有害事象としては、便秘と吐き気、そして臨床的に有意な体重減少が示されています。
リスクベネフィットの観点からアトゲパントの臨床的有用性が示されたものと考えられますが、追試が求められます。
続報に期待。
✅まとめ✅ アトゲパント30mg1日2回投与および60mg1日1回投与は、慢性片頭痛患者において12週間にわたり臨床的に意義のある月平均片頭痛日数の減少を示した。
根拠となった試験の抄録
背景:本研究では、慢性片頭痛の予防的治療薬としてのアトゲパントの有効性、安全性、忍容性を評価することを目的とした。
方法:米国、英国、カナダ、中国、チェコ共和国、デンマーク、フランス、ドイツ、イタリア、日本、韓国、ポーランド、ロシア、スペイン、スウェーデン、台湾の142の臨床研究施設でランダム化二重盲検プラセボ対照第3相試験を行った。1年以上の慢性片頭痛歴を有する18~80歳の成人を、アトゲパント30mgを1日2回経口投与する群、アトゲパント60mgを1日1回経口投与する群、プラセボを投与する群にランダムに割り付けた(1:1:1)。
主要評価項目は、12週間の治療期間における月平均片頭痛日数(MMD)のベースラインからの変化であった。主要解析は修正intent-to-treat集団で行われ、ランダムに割り付けられた参加者のうち、少なくとも1回の試験介入投与を受け、評価可能なベースライン期間の電子日記(eDiary)データを有し、二重盲検期間中に少なくとも1回の評価可能なベースライン後の4週間(1~4週目、5~8週目、9~12週目)のeDiaryデータを有するすべての参加者が含まれた。安全性集団は、試験介入を少なくとも1回受けた全参加者で構成された。本試験はClinicalTrials.gov(NCT03855137)に登録されている。
調査結果:2019年3月11日から2022年1月20日の間に、1,489例の参加者が適格性を評価された。711例が除外され、778例がアトゲパント30mg1日2回投与群(n=257)、アトゲパント60mg1日1回投与群(n=262)、プラセボ群(n=259)にランダムに割り付けられた。安全性試験参加者の年齢は18~74歳(平均 42.1歳)であった。773例中459例(59%)が白人、677例(88%)が女性、96例(12%)が男性であった。
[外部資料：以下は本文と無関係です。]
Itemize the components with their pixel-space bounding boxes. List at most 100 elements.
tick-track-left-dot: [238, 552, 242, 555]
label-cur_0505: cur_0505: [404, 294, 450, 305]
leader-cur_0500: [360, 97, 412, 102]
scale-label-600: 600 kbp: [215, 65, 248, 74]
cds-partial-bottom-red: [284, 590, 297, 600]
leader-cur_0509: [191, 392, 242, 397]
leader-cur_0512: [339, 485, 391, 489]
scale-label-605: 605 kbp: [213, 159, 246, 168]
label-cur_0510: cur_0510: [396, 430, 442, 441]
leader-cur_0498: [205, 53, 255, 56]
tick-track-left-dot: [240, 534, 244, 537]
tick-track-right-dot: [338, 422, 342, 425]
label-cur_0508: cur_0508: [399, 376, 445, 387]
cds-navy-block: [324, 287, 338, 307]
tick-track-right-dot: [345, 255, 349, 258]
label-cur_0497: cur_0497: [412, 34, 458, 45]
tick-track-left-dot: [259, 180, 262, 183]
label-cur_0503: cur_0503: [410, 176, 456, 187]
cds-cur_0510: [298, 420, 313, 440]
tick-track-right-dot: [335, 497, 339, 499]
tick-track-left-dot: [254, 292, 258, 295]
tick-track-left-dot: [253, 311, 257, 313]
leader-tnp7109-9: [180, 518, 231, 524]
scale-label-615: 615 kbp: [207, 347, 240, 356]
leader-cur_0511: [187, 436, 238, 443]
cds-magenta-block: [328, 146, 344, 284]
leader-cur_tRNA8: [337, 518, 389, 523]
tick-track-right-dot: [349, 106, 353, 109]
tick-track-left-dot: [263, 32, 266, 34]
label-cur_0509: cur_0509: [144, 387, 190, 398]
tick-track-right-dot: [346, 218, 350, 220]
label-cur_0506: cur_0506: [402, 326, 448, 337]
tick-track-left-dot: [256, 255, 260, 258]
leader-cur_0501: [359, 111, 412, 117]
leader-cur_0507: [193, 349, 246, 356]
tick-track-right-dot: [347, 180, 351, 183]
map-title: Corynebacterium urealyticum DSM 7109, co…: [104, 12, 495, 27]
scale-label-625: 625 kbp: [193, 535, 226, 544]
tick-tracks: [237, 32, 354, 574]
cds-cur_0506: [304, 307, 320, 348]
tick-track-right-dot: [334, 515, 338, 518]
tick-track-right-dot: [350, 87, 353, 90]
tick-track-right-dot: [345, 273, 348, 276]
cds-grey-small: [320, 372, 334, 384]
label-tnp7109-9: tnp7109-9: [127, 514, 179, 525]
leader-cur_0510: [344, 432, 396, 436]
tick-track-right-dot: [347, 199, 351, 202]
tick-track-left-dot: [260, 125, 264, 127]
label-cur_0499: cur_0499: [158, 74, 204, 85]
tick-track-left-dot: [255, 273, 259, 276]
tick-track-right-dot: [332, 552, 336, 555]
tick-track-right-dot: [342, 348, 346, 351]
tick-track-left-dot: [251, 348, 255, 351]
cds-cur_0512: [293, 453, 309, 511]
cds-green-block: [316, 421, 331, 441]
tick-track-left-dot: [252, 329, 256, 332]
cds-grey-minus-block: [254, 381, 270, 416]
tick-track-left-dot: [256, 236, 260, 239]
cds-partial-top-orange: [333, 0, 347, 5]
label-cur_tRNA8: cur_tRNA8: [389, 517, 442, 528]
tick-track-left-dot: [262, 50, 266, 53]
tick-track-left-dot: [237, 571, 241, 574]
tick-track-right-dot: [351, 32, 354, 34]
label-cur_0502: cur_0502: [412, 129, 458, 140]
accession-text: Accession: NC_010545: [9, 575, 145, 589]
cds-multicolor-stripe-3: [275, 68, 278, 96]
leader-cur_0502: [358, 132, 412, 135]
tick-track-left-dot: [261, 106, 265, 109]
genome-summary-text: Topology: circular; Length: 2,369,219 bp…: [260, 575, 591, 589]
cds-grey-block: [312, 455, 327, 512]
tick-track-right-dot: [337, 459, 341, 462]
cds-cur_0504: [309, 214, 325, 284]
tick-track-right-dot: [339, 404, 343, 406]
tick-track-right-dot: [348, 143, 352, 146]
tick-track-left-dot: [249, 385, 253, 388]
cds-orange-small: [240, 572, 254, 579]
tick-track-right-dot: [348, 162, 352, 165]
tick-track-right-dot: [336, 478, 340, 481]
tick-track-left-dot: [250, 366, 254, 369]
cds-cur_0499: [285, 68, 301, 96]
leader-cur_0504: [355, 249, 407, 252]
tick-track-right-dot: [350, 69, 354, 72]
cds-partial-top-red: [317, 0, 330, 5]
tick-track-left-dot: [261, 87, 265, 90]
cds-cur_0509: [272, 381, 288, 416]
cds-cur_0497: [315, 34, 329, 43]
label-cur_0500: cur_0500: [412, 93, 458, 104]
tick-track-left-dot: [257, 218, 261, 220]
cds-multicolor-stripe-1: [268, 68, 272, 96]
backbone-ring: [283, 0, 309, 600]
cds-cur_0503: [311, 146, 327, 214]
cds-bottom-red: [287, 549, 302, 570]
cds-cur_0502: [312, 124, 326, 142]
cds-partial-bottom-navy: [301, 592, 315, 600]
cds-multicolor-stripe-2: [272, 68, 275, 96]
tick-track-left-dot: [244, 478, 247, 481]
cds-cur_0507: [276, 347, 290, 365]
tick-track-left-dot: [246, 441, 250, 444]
試験の途中で84例が治療を中止し、755例が修正intent-to-treat集団となった(アトゲパント30mg1日2回投与:253例、アトゲパント60mg1日1回投与:256例、プラセボ:246例)。ベースラインの平均MMD数は、アトゲパント30mg1日2回投与群で18.6(SE 5.1)、アトゲパント60mg1日1回投与群で19.2(5.3)、プラセボ投与群で18.9(4.8)であった。12週間にわたる平均MMDのベースラインからの変化は、アトゲパント30mg1日2回投与群で-7.5(SE 0.4)、アトゲパント60mg1日1回投与群で-6.9(0.4)、プラセボ投与群で-5.1(0.4)であった。プラセボとの最小二乗平均差は、アトゲパント30mg1日2回投与群で-2.4(95%信頼区間 -3.5 ~ -1.3;調整後p<0.0001)、アトゲパント60mg1日1回投与群で-1.8(-2.9 ~ -0.8;調整後p=0.0009)であった。アトゲパントで最も多くみられた有害事象は、便秘(30mg 1日2回投与28例[10.9%]、60mg 1日1回投与26例[10%]、プラセボ8例[3%])と吐き気(30mg 1日2回投与20例[8%]、60mg 1日1回投与25例[10%]、プラセボ9例[4%])であった。臨床的に有意な体重減少(ベースライン後の任意の時点で7%以上の減少)が各治療群で観察された(アトゲパント30mg 1日2回投与14例[6%]、アトゲパント60mg 1日1回投与15例[6%]、プラセボ3例[2%])。
解釈:アトゲパント30mg1日2回投与および60mg1日1回投与は、慢性片頭痛患者において12週間にわたり臨床的に意義のある月平均片頭痛日数の減少を示した。両投与量とも忍容性は良好であり、アトゲパントの既知の安全性プロファイルと一致していた。
資金提供:アラガン社(現アッヴィ社)
引用文献
Atogepant for the preventive treatment of chronic migraine (PROGRESS): a randomised, double-blind, placebo-controlled, phase 3 trial
Patricia Pozo-Rosich et al. PMID: 37516125 DOI: 10.1016/S0140-6736(23)01049-8
Lancet. 2023 Jul 26;S0140-6736(23)01049-8. doi: 10.1016/S0140-6736(23)01049-8. Online ahead of print.